Innanzitutto va detto che in Italia coloro che operano nei Mestieri d’Arte non hanno titoli di riconoscimento, né attribuiti dallo Stato, né dalle scuole. Il progetto MAM (Maestro d’Arte e Mestiere) si rifà ad alcune realtà europee (francesi in particolare) e ai “tesori viventi” giapponesi con l’intento di rendere omaggio ai nostri grandi Maestri creando, se non un titolo, almeno una sorta di Albo d’oro dell’eccellenza, che riconosca il valore del loro magistero artigiano.
L’anno scorso per la prima volta, grazie al lavoro di un’ampia e prestigiosa giuria di esperti d’arte e arte applicata, abbiamo riconosciuto 75 Maestri MAM nelle varie discipline. Questo albo d’oro continuerà nel tempo. Il nostro programma è di rinnovare ogni due anni l’operazione MAM, ampliando il numero degli artefici degni di questo nome e offrendo loro non soltanto una targa ma, attraverso una comunicazione mirata (anche nel mondo importante della rete e dei social), dando loro la possibilità di essere conosciuti ed apprezzati dal grande pubblico. Ricavandone anche un maggior riconoscimento economico, perché è cosa buona e giusta che il lavoro fatto a regola d’arte venga adeguatamente remunerato.
Nella gallery:
• Una delle fasi durante l’incastonatura dei diamanti per la creazione della collana Luminance. – Collezione di Alta Gioielleria Cartier Magicien
Photo credits: Vincent de la Faille © Cartier
• Il maestro orologiaio della Manifattura Piaget (La Côte-aux-Fées) durante un intenso ed affascinante istante di lavoro.
• Una delle sale della Maison des Metiers d’Arts di Cartier a La Chaux-de-Fonds in Svizzera.
Durante la Sua lunga carriera quando è avvenuto il primo incontro con i Maestri d’Arte?
Premetto che io purtroppo non so lavorare con le mani. Se pianto un chiodo, per appendere un quadro, buco la parete o mi faccio male… Forse proprio per questo mi ha sempre affascinato chi sa utilizzare le mani con perizia. Ma il mio primo incontro con i Maestri d’Arte è stato quando, per tanto tempo, mi sono occupato di Cartier. Mi riferisco alle figure del Maestro gioielliere e del Maestro orologiaio, titoli di specializzazione importanti anche se non codificati da una legge. Il gioiello nasce da un’idea creativa che si realizza con il disegno e si concretizza attraverso l’indicazione precisa da parte del designer dei materiali, in particolare delle gemme e dei metalli. Ma, quando si tratta di trasferire l’idea nel manufatto, è solo il Maestro gioielliere che sa accostare le pietre preziose ad arte e legarle con l’oro o il platino, non solo rispettando l’idea originale, ma anche rendendo il gioiello portabile. Allo stesso modo, per realizzare un orologio, nella forma proposta dal designer occorre inserire il contenuto, cioè adeguare questa forma al movimento. È qui che si esprime l’arte del Maestro orologiaio: altrimenti tutti gli orologi farebbero tic tac e sarebbero rotondi!
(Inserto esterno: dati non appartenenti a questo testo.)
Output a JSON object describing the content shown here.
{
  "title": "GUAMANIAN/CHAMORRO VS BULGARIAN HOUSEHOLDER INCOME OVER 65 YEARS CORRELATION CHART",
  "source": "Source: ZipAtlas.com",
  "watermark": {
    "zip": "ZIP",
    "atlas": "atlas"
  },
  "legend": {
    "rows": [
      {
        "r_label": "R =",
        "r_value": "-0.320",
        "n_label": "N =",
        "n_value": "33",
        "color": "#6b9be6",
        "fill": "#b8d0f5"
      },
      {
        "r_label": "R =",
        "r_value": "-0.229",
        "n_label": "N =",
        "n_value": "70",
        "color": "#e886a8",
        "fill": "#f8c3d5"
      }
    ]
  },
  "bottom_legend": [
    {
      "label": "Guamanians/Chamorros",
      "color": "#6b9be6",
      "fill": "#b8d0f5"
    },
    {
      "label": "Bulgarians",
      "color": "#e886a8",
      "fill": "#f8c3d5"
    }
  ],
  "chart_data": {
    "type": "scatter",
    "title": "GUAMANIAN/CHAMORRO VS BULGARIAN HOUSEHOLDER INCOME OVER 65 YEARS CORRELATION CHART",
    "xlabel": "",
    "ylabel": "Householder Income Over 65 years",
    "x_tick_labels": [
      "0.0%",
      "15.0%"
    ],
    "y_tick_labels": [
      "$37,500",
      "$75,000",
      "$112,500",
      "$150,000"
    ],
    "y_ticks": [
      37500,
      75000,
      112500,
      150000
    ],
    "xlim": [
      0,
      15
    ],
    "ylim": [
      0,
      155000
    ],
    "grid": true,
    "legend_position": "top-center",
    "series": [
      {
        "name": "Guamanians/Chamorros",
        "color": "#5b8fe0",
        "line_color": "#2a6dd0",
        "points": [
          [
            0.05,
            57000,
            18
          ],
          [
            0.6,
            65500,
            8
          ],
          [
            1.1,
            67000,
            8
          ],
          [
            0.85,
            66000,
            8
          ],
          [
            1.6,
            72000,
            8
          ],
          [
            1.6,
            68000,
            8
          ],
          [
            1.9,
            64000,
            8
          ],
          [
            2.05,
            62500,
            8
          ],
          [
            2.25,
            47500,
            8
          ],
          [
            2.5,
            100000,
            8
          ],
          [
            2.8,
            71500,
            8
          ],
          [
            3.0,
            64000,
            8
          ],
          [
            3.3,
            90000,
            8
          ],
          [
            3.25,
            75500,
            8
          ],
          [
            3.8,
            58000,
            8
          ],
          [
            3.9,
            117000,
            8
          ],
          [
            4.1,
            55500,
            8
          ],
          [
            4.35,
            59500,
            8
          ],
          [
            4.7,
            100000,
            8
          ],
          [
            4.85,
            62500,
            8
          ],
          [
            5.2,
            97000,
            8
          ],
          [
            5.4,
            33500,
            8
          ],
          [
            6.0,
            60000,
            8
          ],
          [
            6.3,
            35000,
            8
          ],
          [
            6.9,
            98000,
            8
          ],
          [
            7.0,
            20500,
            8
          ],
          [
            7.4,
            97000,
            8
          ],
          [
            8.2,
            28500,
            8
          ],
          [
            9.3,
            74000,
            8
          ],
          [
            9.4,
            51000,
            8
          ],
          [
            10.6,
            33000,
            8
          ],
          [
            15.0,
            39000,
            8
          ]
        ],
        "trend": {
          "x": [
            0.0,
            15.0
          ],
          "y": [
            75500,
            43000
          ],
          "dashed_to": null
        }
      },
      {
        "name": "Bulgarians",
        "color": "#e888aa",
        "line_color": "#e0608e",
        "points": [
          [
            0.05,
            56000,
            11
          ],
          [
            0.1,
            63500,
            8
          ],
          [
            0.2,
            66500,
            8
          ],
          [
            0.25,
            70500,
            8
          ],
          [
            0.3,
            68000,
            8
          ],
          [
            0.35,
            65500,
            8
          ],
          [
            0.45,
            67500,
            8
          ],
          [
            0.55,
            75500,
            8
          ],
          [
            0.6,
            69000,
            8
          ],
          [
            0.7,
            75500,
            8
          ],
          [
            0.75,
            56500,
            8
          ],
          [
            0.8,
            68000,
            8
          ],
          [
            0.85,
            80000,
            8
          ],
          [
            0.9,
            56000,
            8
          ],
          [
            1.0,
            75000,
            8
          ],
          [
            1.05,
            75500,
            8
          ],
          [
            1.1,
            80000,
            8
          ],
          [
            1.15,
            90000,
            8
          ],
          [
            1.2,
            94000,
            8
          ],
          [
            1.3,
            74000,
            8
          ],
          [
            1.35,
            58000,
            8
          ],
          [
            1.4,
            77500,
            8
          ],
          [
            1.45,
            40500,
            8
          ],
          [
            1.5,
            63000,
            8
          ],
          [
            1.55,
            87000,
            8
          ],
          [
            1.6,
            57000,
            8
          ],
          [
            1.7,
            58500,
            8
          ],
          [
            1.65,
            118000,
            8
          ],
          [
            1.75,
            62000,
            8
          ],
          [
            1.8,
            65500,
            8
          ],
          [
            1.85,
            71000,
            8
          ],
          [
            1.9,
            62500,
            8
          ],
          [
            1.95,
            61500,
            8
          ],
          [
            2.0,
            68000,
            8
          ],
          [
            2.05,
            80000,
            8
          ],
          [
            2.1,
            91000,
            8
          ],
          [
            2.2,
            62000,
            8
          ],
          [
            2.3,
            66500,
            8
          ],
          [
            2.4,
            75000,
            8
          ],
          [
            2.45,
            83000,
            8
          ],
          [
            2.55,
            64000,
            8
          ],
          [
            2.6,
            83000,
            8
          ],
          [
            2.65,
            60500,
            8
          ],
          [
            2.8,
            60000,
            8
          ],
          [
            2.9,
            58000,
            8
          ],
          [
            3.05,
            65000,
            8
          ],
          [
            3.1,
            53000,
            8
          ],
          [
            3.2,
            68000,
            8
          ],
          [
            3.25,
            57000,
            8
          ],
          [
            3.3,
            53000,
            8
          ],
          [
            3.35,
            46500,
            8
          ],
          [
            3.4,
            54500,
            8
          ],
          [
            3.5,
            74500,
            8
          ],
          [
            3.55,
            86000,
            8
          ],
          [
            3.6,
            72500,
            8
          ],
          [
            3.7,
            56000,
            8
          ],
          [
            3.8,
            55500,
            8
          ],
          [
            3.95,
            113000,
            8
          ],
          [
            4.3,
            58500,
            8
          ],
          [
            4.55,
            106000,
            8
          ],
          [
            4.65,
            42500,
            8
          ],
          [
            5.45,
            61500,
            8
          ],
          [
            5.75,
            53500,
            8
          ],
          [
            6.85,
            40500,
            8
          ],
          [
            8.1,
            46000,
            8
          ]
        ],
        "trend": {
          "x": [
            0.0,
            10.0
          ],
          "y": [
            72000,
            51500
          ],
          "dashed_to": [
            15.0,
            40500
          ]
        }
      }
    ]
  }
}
Durante il Salone del Mobile, la Galleria d’Arte Moderna di Villa Reale ha ospitato la seconda edizione di “Doppia Firma. Dialoghi tra pensiero progettuale e alto artigianato”. Il progetto unisce l’innovazione del design internazionale alla tradizione dei grandi Maestri d’Arte italiani. Potrebbe raccontarci questa nuova sfida?
Abbiamo inventato Doppia Firma nel 2016 perché riteniamo che ci debba essere un dialogo fatto di incontri (e a volte anche scontri!) non sporadici, tra il designer e l’artigiano d’eccellenza. In questo sodalizio creativo e di saper fare, il designer porta l’idea, che è sempre un grande valore, mentre l’artigiano offre la sua esperienza e la sua passione per realizzarla in un modo eccellente. Si dà il caso che in questo momento storico, visto che il design è di moda, e la moda non è sempre un valore, valga la firma del progettista e mai si nomini la mano eccellente che ha reso possibile il progetto, trasformando l’idea in realtà. Lei ha visto spesso i grandi designer, quando presentano le loro opere, nominare coloro che le hanno realizzate? Ciò accade molto di rado, e quasi sempre il Maestro artigiano rimane nell’ombra. La filosofia di “Doppia Firma” si esprime invece in un rapporto di vera e piena collaborazione su un piano paritario tra designer e artigiano, dal progetto all’esecuzione di un manufatto a regola d’arte. Che deve recare la firma di entrambi i suoi creatori, posti sullo stesso livello. Ci sono due opere in particolare che hanno dato l’ispirazione a questo progetto: “Il Muro del Sole” e “Il Muro della Luna”, di Joan Miró e Josep Llorens i Artigas, il ceramista, con cui il grande artista spagnolo ha collaborato dal 1944. Impreziosiscono la sede dell’ UNESCO a Parigi dal 1958 e recano la firma di entrambi.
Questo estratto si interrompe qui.